Daikoku, who had heretofore been focusing all his efforts on restraining his mistress from charging the front gate, grimaced an apology.

"I'm not sure we helped with that. But this time it'll be different. Right?"

Kofuku squirmed impatiently in his arms. "Yeah, yeah! I'll keep control of my destructive aura, blah blah blah, now let me go so I can kick some ass at carnival games!"

Daikoku's misgivings were written all over his face as he set Kofuku down. No sooner had her feet touched the ground than she was hurtling toward the ticket booth like a heat-seeking missile.

"We probably shouldn't leave those two alone," Yukine said. Daikoku nodded grimly.

: : :

Once inside the park, Yato dragged all of them to the first open ride: a brightly colored choo-choo train made up of six cars, which seemed to be designed to seat humans no more than three or four feet in height.

"This is a ride for toddlers," Yukine explained patiently, as they got into line behind a family of four. "You won't fit."

"But look!"

Yato pointed at the train winding at a leisurely pace through a forest of miniature trees and waterfalls. At a point near the end of the ride, the train passed right by a real live capyper in a conductor's uniform, who held up his big gloved hand to give all the riding kids a hi-five as they passed.

"His hand must be sore," Hiyori said in concern.

Yato would not be dissuaded. "Yukine. We have to. You and Hiiro can share a car because you're small. Hiyori will ride on my lap—"

"I'll what?"

"—and Kofuku and Daikoku will stay out here, because we don't want anyone getting hurt!"

Kofuku took loud umbrage with this arrangement, but Daikoku scooped her up and walked toward the courtyard full of food kiosks, knowing that her wounded feelings could be quickly and thoroughly mollified through a generous application of frozen yogurt.

Although Yato, Yukine, and Hiiro slid across the ride operator's gaze like mere shadows, he gave Hiyori a sideways glance when she presented her wristband.

"Are you here with your kid?"

"Um." She glanced at Yato in a panic. He shrugged unhelpfully, his eyes already wandering back to the conductor capyper. "Not…really?" she replied.

"Huh. Okay, then! Have fun."

The operator double-checked her wristband and Hiyori slid through the gate, blushing fiercely.

"You could have left your body somewhere," Yukine reminded her. "Then you wouldn't have to deal with...all that."

"I like to play it safe," she said, wincing as the ride operator and several parents stared at her with open curiosity.

Hiiro and Yukine only just managed to fit into one car. He sat behind her, arms resting on either side of the car as she stepped in front of him and settled between his knees. Behind them, Yato and Hiyori were maneuvering the logistics of their own vehicle, which involved a good bit of intricate gymnastics and some swearing on Yato's part.

Hiiro leaned back against Yukine's chest, felt the shallow rhythm of his breathing against her back.
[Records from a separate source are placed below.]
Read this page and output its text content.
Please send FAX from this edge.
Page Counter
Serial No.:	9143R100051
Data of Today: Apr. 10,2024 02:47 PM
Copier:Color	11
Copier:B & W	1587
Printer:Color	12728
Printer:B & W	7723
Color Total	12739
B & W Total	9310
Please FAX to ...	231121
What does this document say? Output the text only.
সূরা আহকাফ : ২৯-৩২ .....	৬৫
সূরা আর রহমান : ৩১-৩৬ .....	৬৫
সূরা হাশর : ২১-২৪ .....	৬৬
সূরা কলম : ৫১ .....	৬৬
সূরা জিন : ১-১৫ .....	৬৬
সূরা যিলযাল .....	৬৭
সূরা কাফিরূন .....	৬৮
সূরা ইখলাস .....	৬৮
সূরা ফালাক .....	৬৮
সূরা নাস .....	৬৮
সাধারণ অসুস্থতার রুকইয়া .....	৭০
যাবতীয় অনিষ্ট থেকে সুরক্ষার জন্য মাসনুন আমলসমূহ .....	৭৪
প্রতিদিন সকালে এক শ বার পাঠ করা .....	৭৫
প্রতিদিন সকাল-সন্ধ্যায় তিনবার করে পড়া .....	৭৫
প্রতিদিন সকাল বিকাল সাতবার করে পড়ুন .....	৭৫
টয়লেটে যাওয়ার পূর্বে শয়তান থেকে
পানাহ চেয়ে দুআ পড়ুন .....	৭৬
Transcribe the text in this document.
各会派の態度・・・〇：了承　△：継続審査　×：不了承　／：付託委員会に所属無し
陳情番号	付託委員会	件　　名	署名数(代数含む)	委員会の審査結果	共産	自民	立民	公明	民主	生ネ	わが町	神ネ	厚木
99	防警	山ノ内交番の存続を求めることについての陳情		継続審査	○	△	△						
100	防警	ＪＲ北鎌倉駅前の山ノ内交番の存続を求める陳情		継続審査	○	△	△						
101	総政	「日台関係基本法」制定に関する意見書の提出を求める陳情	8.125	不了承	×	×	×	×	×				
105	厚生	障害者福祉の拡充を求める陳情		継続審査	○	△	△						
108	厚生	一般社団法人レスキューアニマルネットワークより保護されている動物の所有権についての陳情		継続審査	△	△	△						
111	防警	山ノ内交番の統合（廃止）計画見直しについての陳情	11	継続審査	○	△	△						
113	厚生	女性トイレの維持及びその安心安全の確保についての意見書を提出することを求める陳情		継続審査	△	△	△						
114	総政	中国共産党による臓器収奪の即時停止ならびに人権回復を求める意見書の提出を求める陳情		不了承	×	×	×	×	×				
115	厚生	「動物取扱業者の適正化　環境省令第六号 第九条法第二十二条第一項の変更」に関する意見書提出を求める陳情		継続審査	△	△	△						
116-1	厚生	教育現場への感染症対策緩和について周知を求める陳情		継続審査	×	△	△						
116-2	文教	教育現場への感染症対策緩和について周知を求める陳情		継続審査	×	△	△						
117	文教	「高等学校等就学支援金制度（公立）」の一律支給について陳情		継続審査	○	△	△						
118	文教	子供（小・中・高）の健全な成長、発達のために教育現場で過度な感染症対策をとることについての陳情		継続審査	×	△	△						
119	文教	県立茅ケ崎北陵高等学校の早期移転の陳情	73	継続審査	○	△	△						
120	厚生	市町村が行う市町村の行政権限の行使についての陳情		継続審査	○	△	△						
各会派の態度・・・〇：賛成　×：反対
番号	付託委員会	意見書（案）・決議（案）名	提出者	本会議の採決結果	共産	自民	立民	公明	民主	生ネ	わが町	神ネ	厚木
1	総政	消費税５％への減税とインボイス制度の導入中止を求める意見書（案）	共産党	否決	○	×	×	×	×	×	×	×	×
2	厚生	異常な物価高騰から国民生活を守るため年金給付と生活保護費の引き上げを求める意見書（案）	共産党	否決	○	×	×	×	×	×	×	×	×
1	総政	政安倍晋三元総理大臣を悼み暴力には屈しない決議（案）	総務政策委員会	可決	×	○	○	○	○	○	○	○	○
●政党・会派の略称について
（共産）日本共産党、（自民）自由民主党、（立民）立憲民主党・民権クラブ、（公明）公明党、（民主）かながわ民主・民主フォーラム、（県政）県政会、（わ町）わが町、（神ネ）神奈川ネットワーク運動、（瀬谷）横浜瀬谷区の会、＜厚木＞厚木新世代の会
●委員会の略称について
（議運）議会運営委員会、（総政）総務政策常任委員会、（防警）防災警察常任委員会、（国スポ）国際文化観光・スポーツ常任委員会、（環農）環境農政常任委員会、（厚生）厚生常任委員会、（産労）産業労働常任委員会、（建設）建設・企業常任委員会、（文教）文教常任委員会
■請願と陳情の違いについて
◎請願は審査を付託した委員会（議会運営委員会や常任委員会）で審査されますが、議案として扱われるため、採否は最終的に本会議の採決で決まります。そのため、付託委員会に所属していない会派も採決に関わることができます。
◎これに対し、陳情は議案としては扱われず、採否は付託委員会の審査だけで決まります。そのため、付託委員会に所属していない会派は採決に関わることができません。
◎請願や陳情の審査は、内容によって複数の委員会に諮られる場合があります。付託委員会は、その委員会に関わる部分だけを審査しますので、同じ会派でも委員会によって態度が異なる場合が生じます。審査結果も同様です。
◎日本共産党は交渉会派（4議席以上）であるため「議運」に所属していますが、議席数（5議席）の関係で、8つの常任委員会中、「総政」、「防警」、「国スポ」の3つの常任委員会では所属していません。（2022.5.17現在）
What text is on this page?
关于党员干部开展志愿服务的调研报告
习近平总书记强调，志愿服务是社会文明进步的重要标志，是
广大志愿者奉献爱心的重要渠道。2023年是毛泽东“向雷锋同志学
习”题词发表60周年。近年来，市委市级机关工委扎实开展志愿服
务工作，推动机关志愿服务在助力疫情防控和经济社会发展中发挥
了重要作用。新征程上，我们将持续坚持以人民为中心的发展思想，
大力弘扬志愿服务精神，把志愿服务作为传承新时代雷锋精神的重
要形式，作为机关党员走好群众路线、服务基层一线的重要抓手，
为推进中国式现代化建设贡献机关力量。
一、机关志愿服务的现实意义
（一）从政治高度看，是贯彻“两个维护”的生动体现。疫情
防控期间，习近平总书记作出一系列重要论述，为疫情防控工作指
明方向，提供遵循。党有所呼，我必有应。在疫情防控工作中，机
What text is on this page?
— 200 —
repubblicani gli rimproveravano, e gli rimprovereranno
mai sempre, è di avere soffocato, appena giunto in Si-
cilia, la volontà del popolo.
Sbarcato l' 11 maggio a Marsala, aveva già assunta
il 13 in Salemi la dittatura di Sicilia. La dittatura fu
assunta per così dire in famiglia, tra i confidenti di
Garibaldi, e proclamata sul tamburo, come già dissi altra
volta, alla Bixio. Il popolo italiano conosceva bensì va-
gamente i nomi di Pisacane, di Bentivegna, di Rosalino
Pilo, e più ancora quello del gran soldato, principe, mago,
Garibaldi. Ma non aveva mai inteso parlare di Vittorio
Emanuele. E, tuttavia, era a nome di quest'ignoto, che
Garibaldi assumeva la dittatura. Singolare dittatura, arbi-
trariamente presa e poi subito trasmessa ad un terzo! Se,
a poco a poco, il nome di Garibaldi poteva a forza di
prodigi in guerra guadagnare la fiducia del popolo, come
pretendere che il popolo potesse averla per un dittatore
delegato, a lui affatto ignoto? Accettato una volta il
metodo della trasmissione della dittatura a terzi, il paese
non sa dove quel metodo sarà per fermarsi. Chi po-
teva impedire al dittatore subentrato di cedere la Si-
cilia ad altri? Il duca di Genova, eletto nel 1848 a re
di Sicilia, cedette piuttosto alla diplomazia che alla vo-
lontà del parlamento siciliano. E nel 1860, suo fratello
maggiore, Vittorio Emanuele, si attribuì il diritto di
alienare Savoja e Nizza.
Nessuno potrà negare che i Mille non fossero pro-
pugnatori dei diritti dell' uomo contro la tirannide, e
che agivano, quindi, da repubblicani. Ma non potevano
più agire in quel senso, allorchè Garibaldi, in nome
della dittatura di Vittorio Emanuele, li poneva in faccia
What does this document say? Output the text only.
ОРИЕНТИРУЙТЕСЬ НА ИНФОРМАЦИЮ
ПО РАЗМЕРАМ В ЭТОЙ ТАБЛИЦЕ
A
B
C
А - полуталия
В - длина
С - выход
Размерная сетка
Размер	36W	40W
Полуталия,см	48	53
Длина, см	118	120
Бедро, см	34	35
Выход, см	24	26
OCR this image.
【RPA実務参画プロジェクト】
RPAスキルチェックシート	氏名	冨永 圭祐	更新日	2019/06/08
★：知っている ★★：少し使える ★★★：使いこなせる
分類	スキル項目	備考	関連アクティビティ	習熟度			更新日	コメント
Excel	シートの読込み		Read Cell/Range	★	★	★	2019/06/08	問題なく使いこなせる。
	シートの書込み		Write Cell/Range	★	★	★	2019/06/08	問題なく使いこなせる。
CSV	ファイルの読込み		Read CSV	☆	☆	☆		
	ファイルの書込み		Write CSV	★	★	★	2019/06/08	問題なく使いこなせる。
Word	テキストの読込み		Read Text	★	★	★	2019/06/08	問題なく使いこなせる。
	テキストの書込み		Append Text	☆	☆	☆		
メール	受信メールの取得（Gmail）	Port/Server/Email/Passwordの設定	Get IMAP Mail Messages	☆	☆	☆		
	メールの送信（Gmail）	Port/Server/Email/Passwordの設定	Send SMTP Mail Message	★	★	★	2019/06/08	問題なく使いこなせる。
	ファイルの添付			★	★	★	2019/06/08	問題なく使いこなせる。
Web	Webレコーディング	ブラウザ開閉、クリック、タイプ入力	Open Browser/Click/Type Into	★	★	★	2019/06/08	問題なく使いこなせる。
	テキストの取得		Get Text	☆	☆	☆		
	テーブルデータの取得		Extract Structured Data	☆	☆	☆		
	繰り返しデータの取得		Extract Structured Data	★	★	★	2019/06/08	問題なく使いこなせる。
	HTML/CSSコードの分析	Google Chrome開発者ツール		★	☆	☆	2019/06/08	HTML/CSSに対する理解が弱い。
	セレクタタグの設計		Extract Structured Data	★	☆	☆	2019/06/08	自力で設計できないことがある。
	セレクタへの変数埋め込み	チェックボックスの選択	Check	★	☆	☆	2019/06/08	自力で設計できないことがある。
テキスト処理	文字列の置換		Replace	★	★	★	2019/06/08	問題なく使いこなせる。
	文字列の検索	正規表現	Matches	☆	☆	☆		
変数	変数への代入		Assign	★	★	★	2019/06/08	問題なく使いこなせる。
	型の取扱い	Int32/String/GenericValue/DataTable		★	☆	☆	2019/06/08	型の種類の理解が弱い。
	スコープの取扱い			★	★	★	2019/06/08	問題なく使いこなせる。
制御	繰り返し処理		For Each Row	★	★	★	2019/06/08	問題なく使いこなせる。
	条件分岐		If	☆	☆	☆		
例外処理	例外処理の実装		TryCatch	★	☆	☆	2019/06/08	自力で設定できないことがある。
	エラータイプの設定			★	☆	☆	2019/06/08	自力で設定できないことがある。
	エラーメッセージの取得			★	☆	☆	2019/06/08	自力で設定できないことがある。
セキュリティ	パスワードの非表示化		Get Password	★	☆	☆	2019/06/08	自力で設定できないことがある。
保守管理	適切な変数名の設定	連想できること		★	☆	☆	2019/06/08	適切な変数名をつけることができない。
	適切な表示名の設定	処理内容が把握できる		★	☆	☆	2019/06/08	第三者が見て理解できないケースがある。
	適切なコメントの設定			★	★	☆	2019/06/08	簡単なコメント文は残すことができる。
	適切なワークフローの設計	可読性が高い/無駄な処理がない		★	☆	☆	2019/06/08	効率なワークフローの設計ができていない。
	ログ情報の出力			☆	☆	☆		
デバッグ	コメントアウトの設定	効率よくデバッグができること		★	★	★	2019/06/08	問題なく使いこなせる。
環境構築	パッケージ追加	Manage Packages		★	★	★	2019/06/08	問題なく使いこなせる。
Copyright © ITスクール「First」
"So—" He cleared his throat loudly. His hands were clenching into fists on either side of the car. "H-having fun yet?"

"I don't know," she said, honestly.

"Me neither," he admitted.

Once Hiyori and Yato were safely inside their own car—which took the better part of five minutes and some intervention from a few of the park staff—the little train chugged out of the station. They began to wind through a scaled-down rainforest, stuffed parrots peeking out at them from the branches of dwarf palm trees.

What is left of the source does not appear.